I mean, I already had the mixture on column and doing the CHCl3:MeOH  before I asked here. But I slowly increased the amount of MeOH in mobile phase so it worked OK-ish (IMO much better then 1st time). THe thing is quite large amount of CHCl3 required. I will have MS next week. But I guess I will have to go even more polar because there is still quite a lot left on column.
At least I got some nice crystals of bis-substitued ligand from before  :D
BWT you guys posted so many ideas I dont know If I will have enough time to try them all  ;D
Title: Re: separating similar compounds
Post by: kriggy on March 05, 2014, 04:33:24 AM
Hi guys I managed to almost separete the compoounds by CHCl3 + MeOH. I tried toluene MeOH 1:1 and acording to miscibilita table they are miscible but on TLC it seems that there are 2 mobile phases when the 2nd one moves with Rf 0,8 compared to the faster one. It seems that the compounds separate well but the 2 fronts of MF are bugging me. Any ideas how they are formed?
Title: Re: separating similar compounds
Post by: TheUnassuming on March 05, 2014, 09:03:39 AM
So the solvent system looks miscible in a bottle when mixed, but on TLC you are getting two distinct solvent fronts?
Title: Re: separating similar compounds
Post by: Babcock_Hall on March 05, 2014, 10:30:49 AM
In your drawing is there supposed to be a methylene group in between the nitrogen atoms and the carbonyl group?
Title: Re: separating similar compounds
Post by: kriggy on March 05, 2014, 11:33:00 AM
So the solvent system looks miscible in a bottle when mixed, but on TLC you are getting two distinct solvent fronts?
Yes. I was told that this could be because one of the solvets in the mixture is evaporating much faster than the other.
In your drawing is there supposed to be a methylene group in between the nitrogen atoms and the carbonyl group?
yes but i can see the drawing being not clear enough
Title: Re: separating similar compounds
Post by: TheUnassuming on March 05, 2014, 11:46:42 AM
Hrmm... what sort of container do you do your TLC's in?  If you aren't already doing so, try doing it in a sealed vessel of some sort (I use a 30mL glass vial) with a bit of kimwipe up one side.  This usually alleviates any sort of evaporation problems you will have.
Title: Re: separating similar compounds
Post by: kriggy on March 05, 2014, 01:15:10 PM
I did it in beaker with piece of glass over it so it might evaporate a bit but I didnt have any similar problems with different mobile phases.
Title: Re: separating similar compounds
Post by: Dan on March 06, 2014, 03:42:46 AM
Hi guys I managed to almost separete the compoounds by CHCl3 + MeOH. I tried toluene MeOH 1:1 and acording to miscibilita table they are miscible but on TLC it seems that there are 2 mobile phases when the 2nd one moves with Rf 0,8 compared to the faster one. It seems that the compounds separate well but the 2 fronts of MF are bugging me. Any ideas how they are formed?

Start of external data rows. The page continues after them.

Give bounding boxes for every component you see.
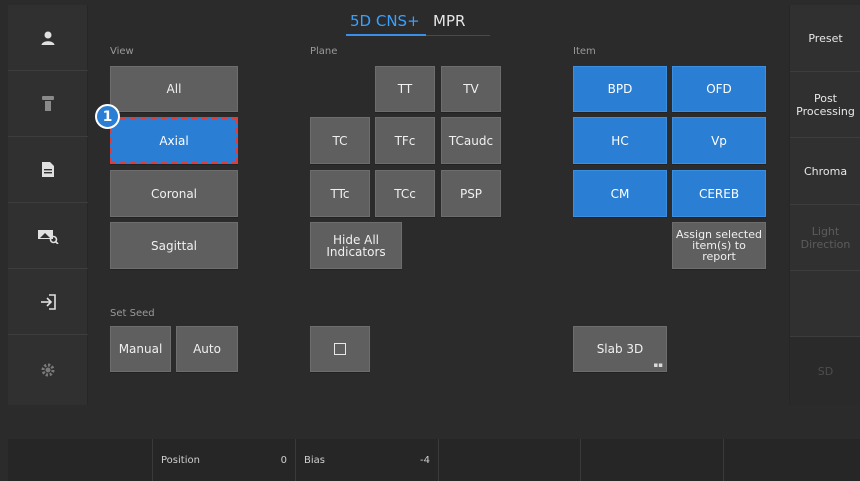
item-section-label: Item [573, 46, 596, 57]
bias-label: Bias [304, 455, 325, 466]
sd-button[interactable]: SD [790, 337, 860, 405]
item-cm-button[interactable]: CM [573, 170, 667, 217]
plane-ttc-label: TTc [330, 186, 350, 201]
item-vp-label: Vp [711, 133, 727, 148]
left-rail [8, 5, 88, 405]
exit-icon [41, 293, 56, 310]
bottom-cell-empty [581, 439, 724, 481]
view-coronal-button[interactable]: Coronal [110, 170, 238, 217]
item-bpd-button[interactable]: BPD [573, 66, 667, 112]
chroma-button[interactable]: Chroma [790, 138, 860, 205]
bottom-cell-empty [8, 439, 153, 481]
seed-auto-label: Auto [193, 342, 221, 356]
item-ofd-label: OFD [706, 82, 732, 96]
toggle-checkbox-button[interactable] [310, 326, 370, 372]
user-icon [41, 31, 55, 45]
plane-tcaudc-button[interactable]: TCaudc [441, 117, 501, 164]
view-all-label: All [166, 82, 182, 96]
position-label: Position [161, 455, 200, 466]
checkbox-icon [334, 343, 346, 355]
plane-tc-label: TC [332, 133, 348, 148]
tab-divider [426, 35, 490, 36]
seed-manual-button[interactable]: Manual [110, 326, 171, 372]
chroma-label: Chroma [803, 164, 848, 178]
view-sagittal-label: Sagittal [150, 238, 198, 253]
preset-button[interactable]: Preset [790, 5, 860, 72]
seed-manual-label: Manual [118, 342, 163, 356]
item-hc-label: HC [611, 133, 629, 148]
report-button[interactable] [8, 137, 88, 203]
post-processing-button[interactable]: Post Processing [790, 72, 860, 138]
view-all-button[interactable]: All [110, 66, 238, 112]
post-processing-label: Post Processing [796, 91, 855, 118]
gear-icon [41, 363, 55, 377]
item-cereb-button[interactable]: CEREB [672, 170, 766, 217]
plane-tcc-button[interactable]: TCc [375, 170, 435, 217]
bias-value: -4 [420, 455, 430, 466]
sd-label: SD [817, 364, 834, 378]
view-axial-button[interactable]: Axial [110, 117, 238, 164]
plane-tt-label: TT [397, 82, 413, 96]
item-cm-label: CM [610, 186, 630, 201]
position-control[interactable]: Position 0 [153, 439, 296, 481]
plane-psp-label: PSP [459, 186, 483, 201]
image-search-icon [38, 229, 59, 244]
bottom-bar: Position 0 Bias -4 [8, 439, 860, 481]
slab-3d-label: Slab 3D [596, 342, 644, 356]
item-vp-button[interactable]: Vp [672, 117, 766, 164]
item-cereb-label: CEREB [698, 186, 740, 201]
plane-tcaudc-label: TCaudc [448, 133, 494, 148]
patient-button[interactable] [8, 5, 88, 71]
item-bpd-label: BPD [607, 82, 633, 96]
plane-ttc-button[interactable]: TTc [310, 170, 370, 217]
plane-tv-label: TV [463, 82, 479, 96]
seed-auto-button[interactable]: Auto [176, 326, 238, 372]
bias-control[interactable]: Bias -4 [296, 439, 439, 481]
position-value: 0 [280, 455, 287, 466]
light-direction-label: Light Direction [800, 224, 851, 251]
document-icon [42, 162, 54, 177]
more-options-icon: ▪▪ [653, 361, 664, 369]
slab-3d-button[interactable]: Slab 3D ▪▪ [573, 326, 667, 372]
set-seed-section-label: Set Seed [110, 308, 155, 319]
light-direction-button[interactable]: Light Direction [790, 205, 860, 271]
view-coronal-label: Coronal [150, 186, 198, 201]
assign-to-report-button[interactable]: Assign selected item(s) to report [672, 222, 766, 269]
ultrasound-control-screen: 5D CNS+ MPR View Plane Item Set Seed All… [0, 0, 860, 481]
bottom-cell-empty [439, 439, 581, 481]
plane-tfc-button[interactable]: TFc [375, 117, 435, 164]
end-exam-button[interactable] [8, 269, 88, 335]
assign-to-report-label: Assign selected item(s) to report [676, 228, 762, 263]
view-axial-label: Axial [159, 133, 189, 148]
view-sagittal-button[interactable]: Sagittal [110, 222, 238, 269]
active-tab-indicator [346, 34, 426, 36]
plane-section-label: Plane [310, 46, 338, 57]
bottom-cell-empty [724, 439, 860, 481]
probe-icon [42, 95, 54, 111]
step-number-badge: 1 [95, 104, 120, 129]
item-hc-button[interactable]: HC [573, 117, 667, 164]
plane-psp-button[interactable]: PSP [441, 170, 501, 217]
plane-tc-button[interactable]: TC [310, 117, 370, 164]
view-section-label: View [110, 46, 134, 57]
empty-slot [790, 271, 860, 337]
tab-5d-cns[interactable]: 5D CNS+ [350, 11, 420, 31]
plane-tcc-label: TCc [394, 186, 416, 201]
hide-all-indicators-button[interactable]: Hide All Indicators [310, 222, 402, 269]
plane-tv-button[interactable]: TV [441, 66, 501, 112]
item-ofd-button[interactable]: OFD [672, 66, 766, 112]
probe-button[interactable] [8, 71, 88, 137]
review-button[interactable] [8, 203, 88, 269]
right-rail: Preset Post Processing Chroma Light Dire… [789, 5, 860, 405]
preset-label: Preset [808, 31, 843, 45]
hide-all-indicators-label: Hide All Indicators [326, 232, 386, 259]
tab-mpr[interactable]: MPR [433, 11, 465, 31]
plane-tfc-label: TFc [394, 133, 416, 148]
plane-tt-button[interactable]: TT [375, 66, 435, 112]
settings-button[interactable] [8, 335, 88, 405]
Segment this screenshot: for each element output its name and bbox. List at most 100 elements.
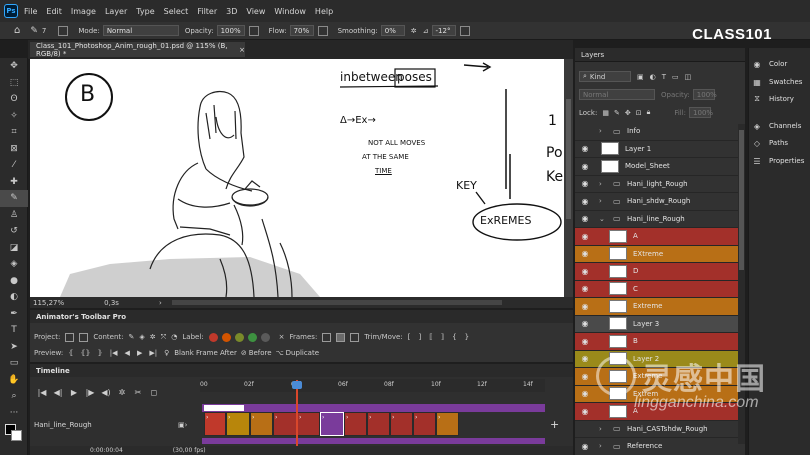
lock-artboard-icon[interactable]: ⊡ <box>636 109 642 117</box>
playhead[interactable] <box>296 380 298 455</box>
layer-row[interactable]: ◉ › ▭ Hani_shdw_Rough <box>575 193 738 211</box>
angle-field[interactable]: -12° <box>431 25 456 36</box>
clone-stamp-icon[interactable]: ♙ <box>0 207 28 224</box>
timeline-frame[interactable]: › <box>344 412 367 436</box>
menu-layer[interactable]: Layer <box>105 7 127 16</box>
lock-pixels-icon[interactable]: ▦ <box>602 109 609 117</box>
pressure-size-icon[interactable] <box>459 25 470 36</box>
visibility-eye-icon[interactable]: ◉ <box>575 228 595 245</box>
zoom-tool-icon[interactable]: ⌕ <box>0 388 28 405</box>
dock-paths[interactable]: ◇ Paths <box>752 138 788 148</box>
preview-next-icon[interactable]: ▶| <box>149 349 157 357</box>
frames-new-icon[interactable] <box>322 332 332 342</box>
status-arrow-icon[interactable]: › <box>159 299 162 307</box>
zoom-level[interactable]: 115,27% <box>33 299 64 307</box>
trim-right-icon[interactable]: } <box>465 333 469 341</box>
content-lock-icon[interactable]: ◔ <box>171 333 177 341</box>
duplicate-button[interactable]: Duplicate <box>286 349 319 357</box>
pen-tool-icon[interactable]: ✒ <box>0 306 28 323</box>
color-swatches[interactable] <box>0 421 28 445</box>
visibility-eye-icon[interactable]: ◉ <box>575 403 595 420</box>
filter-shape-icon[interactable]: ▭ <box>672 73 679 81</box>
brush-size[interactable]: 7 <box>42 27 46 35</box>
layer-row[interactable]: ◉ › ▭ Reference <box>575 438 738 455</box>
timecode[interactable]: 0:00:00:04 <box>90 447 123 454</box>
label-red[interactable] <box>208 332 218 342</box>
group-chevron-icon[interactable]: › <box>599 180 607 188</box>
visibility-eye-icon[interactable]: ◉ <box>575 351 595 368</box>
group-chevron-icon[interactable]: › <box>599 425 607 433</box>
preview-back-icon[interactable]: ◀ <box>125 349 130 357</box>
preview-prev-icon[interactable]: |◀ <box>110 349 118 357</box>
onion-skin-icon[interactable]: ♀ <box>164 349 169 357</box>
track-frame-white[interactable] <box>204 405 244 411</box>
menu-file[interactable]: File <box>24 7 37 16</box>
audio-icon[interactable]: ◀) <box>98 388 114 397</box>
layer-row[interactable]: › ▭ Info <box>575 123 738 141</box>
visibility-eye-icon[interactable]: ◉ <box>575 246 595 263</box>
lock-all-icon[interactable]: 🔒︎ <box>647 108 651 117</box>
layers-scrollbar-thumb[interactable] <box>739 130 744 270</box>
blur-tool-icon[interactable]: ● <box>0 273 28 290</box>
lock-move-icon[interactable]: ✥ <box>625 109 631 117</box>
preview-end-icon[interactable]: ⦄ <box>98 349 103 357</box>
dock-history[interactable]: ⧖ History <box>752 94 794 104</box>
layer-row[interactable]: ◉ Layer 3 <box>575 315 738 333</box>
filter-pixel-icon[interactable]: ▣ <box>637 73 644 81</box>
scrollbar-thumb[interactable] <box>566 99 571 219</box>
filter-adjust-icon[interactable]: ◐ <box>650 73 656 81</box>
label-olive[interactable] <box>234 332 244 342</box>
menu-image[interactable]: Image <box>71 7 96 16</box>
next-frame-icon[interactable]: |▶ <box>82 388 98 397</box>
trim-left-icon[interactable]: { <box>452 333 456 341</box>
content-pen-icon[interactable]: ✎ <box>129 333 135 341</box>
filter-smart-icon[interactable]: ◫ <box>685 73 692 81</box>
playhead-handle[interactable] <box>292 381 302 389</box>
visibility-eye-icon[interactable]: ◉ <box>575 438 595 455</box>
trim-extend-icon[interactable]: ⟧ <box>441 333 444 341</box>
timeline-frame[interactable]: › <box>436 412 459 436</box>
visibility-eye-icon[interactable]: ◉ <box>575 333 595 350</box>
dodge-tool-icon[interactable]: ◐ <box>0 289 28 306</box>
trim-start-icon[interactable]: [ <box>408 333 411 341</box>
label-clear-icon[interactable]: × <box>279 333 285 341</box>
rectangle-tool-icon[interactable]: ▭ <box>0 355 28 372</box>
visibility-eye-icon[interactable]: ◉ <box>575 193 595 210</box>
preview-loop-icon[interactable]: ⦃⦄ <box>80 349 90 357</box>
timeline-frame[interactable]: › <box>367 412 390 436</box>
layer-row[interactable]: ◉ C <box>575 280 738 298</box>
layer-row[interactable]: ◉ Layer 1 <box>575 140 738 158</box>
document-tab[interactable]: Class_101_Photoshop_Anim_rough_01.psd @ … <box>30 42 245 58</box>
group-chevron-icon[interactable]: › <box>599 127 607 135</box>
opacity-field[interactable]: 100% <box>216 25 245 36</box>
go-to-first-frame-icon[interactable]: |◀ <box>34 388 50 397</box>
horizontal-scrollbar[interactable] <box>171 300 502 305</box>
pressure-opacity-icon[interactable] <box>248 25 259 36</box>
dock-channels[interactable]: ◈ Channels <box>752 121 801 131</box>
visibility-eye-icon[interactable]: ◉ <box>575 263 595 280</box>
smoothing-field[interactable]: 0% <box>380 25 405 36</box>
layer-row[interactable]: ◉ B <box>575 333 738 351</box>
close-icon[interactable]: × <box>239 46 245 54</box>
timeline-ruler[interactable]: 00 02f 04f 06f 08f 10f 12f 14f <box>200 379 545 392</box>
airbrush-icon[interactable] <box>317 25 328 36</box>
eraser-icon[interactable]: ◪ <box>0 240 28 257</box>
content-gear-icon[interactable]: ✲ <box>150 333 156 341</box>
project-open-icon[interactable] <box>65 332 75 342</box>
previous-frame-icon[interactable]: ◀| <box>50 388 66 397</box>
path-select-icon[interactable]: ➤ <box>0 339 28 356</box>
lock-paint-icon[interactable]: ✎ <box>614 109 620 117</box>
timeline-frame[interactable]: › <box>390 412 413 436</box>
visibility-eye-icon[interactable]: ◉ <box>575 158 595 175</box>
more-tools-icon[interactable]: ··· <box>0 405 28 422</box>
timeline-frame[interactable]: › <box>250 412 273 436</box>
hand-tool-icon[interactable]: ✋ <box>0 372 28 389</box>
eyedropper-icon[interactable]: ⁄ <box>0 157 28 174</box>
visibility-eye-icon[interactable] <box>575 421 595 438</box>
smoothing-settings-icon[interactable]: ✲ <box>411 27 417 35</box>
split-icon[interactable]: ✂ <box>130 388 146 397</box>
layer-row[interactable]: ◉ ⌄ ▭ Hani_line_Rough <box>575 210 738 228</box>
content-expand-icon[interactable]: ⤧ <box>161 333 167 342</box>
mode-select[interactable]: Normal <box>102 25 179 36</box>
settings-icon[interactable]: ✲ <box>114 388 130 397</box>
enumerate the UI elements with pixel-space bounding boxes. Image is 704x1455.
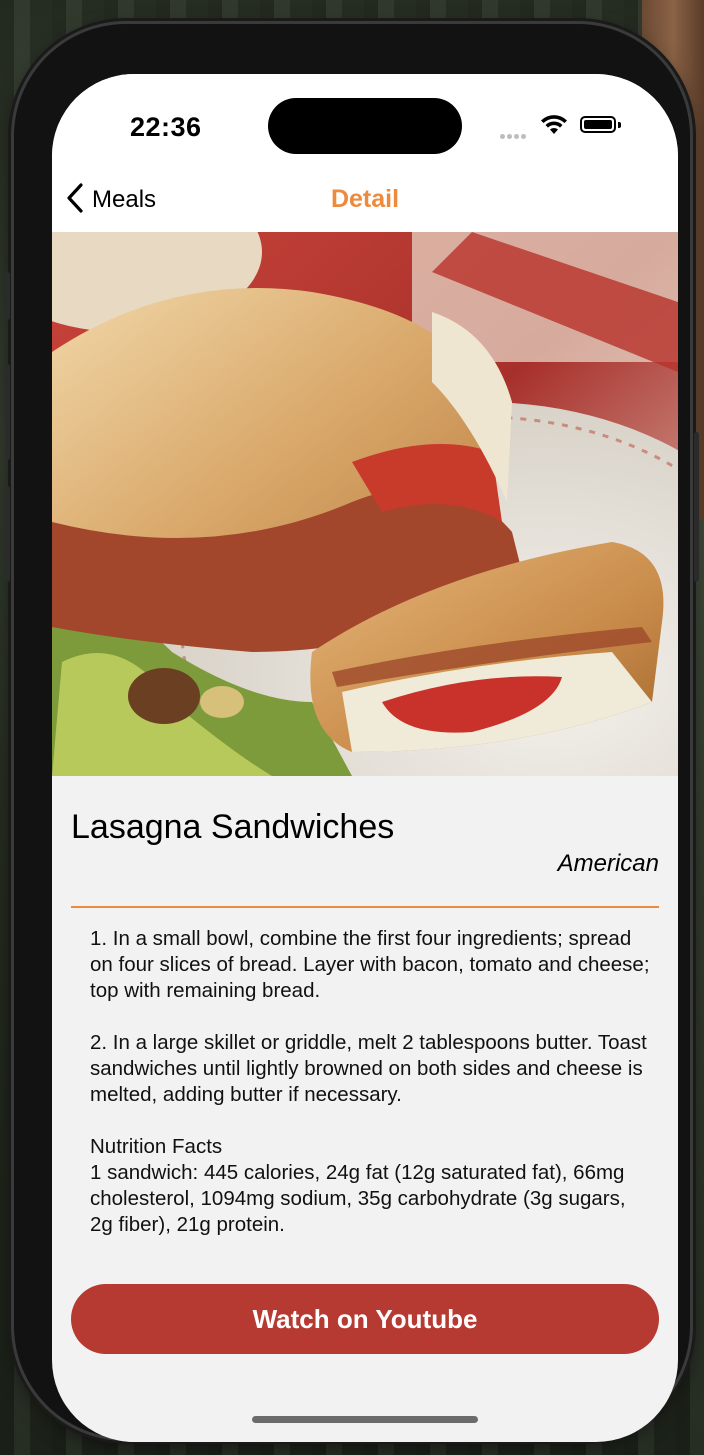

I've never come across that one before, but I've never attempted to run toluene/MeOH. Try swapping MeOH for EtOH, i-PrOH or acetone.
Title: Re: separating similar compounds
Post by: kriggy on March 11, 2014, 02:34:40 PM
Hi its me again  :)
Ok because the compounds still doesnt separate well - im getting mostly pure bis-substitued, then some amount of mono (which doesnt yield anything after evaporation so its realy low amounts) and then mixture of mono and unsubstitued I decided to try the prepareative HPLC way. Or at least get some information. I told you that the compounds doesnt separate in analytical HPLC but actualy it wasnt HPLC chromatogram but it was from MS showing us how much of the compound goes into the ionization chamber over time because the sample was measured for minute or longer.
Anyway, the thing is that our preparative HPLC doesnt have gradient elution which is little disapointing. (and doesnt have autosampler so doing 10 cycles is eh.. time consuming I guess ;D)
What are the differences between prep. HPLC and column in terms of elution strenght? I mean for example when I use pure methanol on column all products get elued is it same on HPLC or when I use MF that doesnt elue the compounds at all in collumn, is it possible that it will work in HPLC? How does the high pressure change things compared to normal column?